E de nada lhes vale erguer crucifixos e vir-nos recordar os textos de S. Paulo nos quais se fala da morte de Cristo como um «sacrifício expiatório» pelos nossos pecados [Rom 3:25; 8:3; Gal 3:13; 2 Cor 5:21, etc]. Que fique bem claro que esses textos são inseparáveis da ideia de «ressurreição», o que quer dizer que estes textos, isoladamente, perdem qualquer valor ou sentido.
S. Paulo viu-se na difícil situação de apresentar um «Deus Crucificado», uma ideia tão espantosamente inaceitável para qualquer cidadão do Império que não teve outro remédio senão o de lançar mão da teologia do «sacrifício» e da «expiação» do Antigo Testamento a fim de apresentar uma «interpretação» aceitável para o seu tempo.
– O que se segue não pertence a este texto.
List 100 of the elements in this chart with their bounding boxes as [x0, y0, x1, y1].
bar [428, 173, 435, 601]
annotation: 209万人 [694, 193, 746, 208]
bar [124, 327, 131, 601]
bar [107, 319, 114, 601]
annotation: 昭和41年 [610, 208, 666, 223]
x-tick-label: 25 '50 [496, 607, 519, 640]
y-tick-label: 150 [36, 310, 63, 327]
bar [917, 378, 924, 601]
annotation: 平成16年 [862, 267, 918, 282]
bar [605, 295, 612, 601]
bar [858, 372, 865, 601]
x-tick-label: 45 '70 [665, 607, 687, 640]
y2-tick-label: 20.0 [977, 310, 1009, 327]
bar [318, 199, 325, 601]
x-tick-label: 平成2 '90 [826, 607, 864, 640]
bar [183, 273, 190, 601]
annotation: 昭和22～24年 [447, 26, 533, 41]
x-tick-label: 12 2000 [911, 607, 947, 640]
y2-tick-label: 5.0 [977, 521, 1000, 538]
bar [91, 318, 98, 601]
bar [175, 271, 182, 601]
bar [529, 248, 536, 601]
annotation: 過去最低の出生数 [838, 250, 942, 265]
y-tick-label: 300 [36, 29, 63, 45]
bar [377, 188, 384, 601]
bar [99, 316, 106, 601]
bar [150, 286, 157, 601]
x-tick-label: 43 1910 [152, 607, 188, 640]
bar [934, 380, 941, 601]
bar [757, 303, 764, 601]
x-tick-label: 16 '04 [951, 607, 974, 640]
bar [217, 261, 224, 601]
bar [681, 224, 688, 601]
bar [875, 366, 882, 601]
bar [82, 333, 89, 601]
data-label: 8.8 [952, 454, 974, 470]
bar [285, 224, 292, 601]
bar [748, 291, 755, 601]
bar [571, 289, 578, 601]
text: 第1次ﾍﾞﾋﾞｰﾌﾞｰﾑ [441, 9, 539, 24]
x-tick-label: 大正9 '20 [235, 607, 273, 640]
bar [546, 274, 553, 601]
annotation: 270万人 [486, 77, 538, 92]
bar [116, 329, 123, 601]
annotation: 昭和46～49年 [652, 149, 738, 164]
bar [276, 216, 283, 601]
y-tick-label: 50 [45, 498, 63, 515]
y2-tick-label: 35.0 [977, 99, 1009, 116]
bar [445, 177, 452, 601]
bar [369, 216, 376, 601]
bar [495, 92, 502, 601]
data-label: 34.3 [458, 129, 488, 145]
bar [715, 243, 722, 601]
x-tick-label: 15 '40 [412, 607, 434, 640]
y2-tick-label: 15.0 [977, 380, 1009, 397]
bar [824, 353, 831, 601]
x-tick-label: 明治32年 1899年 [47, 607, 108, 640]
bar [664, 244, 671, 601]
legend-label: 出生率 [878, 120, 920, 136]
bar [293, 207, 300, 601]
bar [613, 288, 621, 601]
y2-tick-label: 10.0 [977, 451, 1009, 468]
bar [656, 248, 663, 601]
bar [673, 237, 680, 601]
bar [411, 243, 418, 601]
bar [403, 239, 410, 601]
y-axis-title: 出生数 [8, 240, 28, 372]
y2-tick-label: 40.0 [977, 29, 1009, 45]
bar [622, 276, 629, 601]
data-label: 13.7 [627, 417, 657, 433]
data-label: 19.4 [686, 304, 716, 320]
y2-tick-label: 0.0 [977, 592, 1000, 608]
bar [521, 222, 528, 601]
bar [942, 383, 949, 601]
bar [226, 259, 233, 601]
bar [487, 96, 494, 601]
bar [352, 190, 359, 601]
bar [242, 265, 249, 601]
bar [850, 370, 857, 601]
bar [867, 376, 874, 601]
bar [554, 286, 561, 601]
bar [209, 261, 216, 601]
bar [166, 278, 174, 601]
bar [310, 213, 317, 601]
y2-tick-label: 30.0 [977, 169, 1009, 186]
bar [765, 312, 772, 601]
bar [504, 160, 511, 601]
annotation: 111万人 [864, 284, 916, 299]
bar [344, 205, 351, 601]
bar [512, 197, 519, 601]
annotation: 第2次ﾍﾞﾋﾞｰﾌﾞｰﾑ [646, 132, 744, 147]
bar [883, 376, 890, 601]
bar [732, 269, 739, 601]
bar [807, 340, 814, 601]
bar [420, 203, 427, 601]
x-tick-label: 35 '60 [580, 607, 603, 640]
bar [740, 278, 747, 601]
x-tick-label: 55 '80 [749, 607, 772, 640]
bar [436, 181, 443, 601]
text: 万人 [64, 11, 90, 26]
Mas, sobretudo, a questão central é ter bem claro que o Novo Testamento modificou radicalmente (desde a raiz!) a ideia e a experiência de «sacrifício».
Como diz a Carta aos Hebreus, é tudo muito óbvio: «Não vos esqueçais de fazer o bem e de repartir com os outros, pois são esses os sacrifícios que agradam a Deus.» [Hebreus 13:16]
O sacrifício religioso que actualmente mais agrada a Deus é que aliviemos penas e sofrimentos, que ajudemos as famílias que não têm trabalho e os desempregados sem esperança.
Quem não vir assim as coisas não pode crer no cristianismo.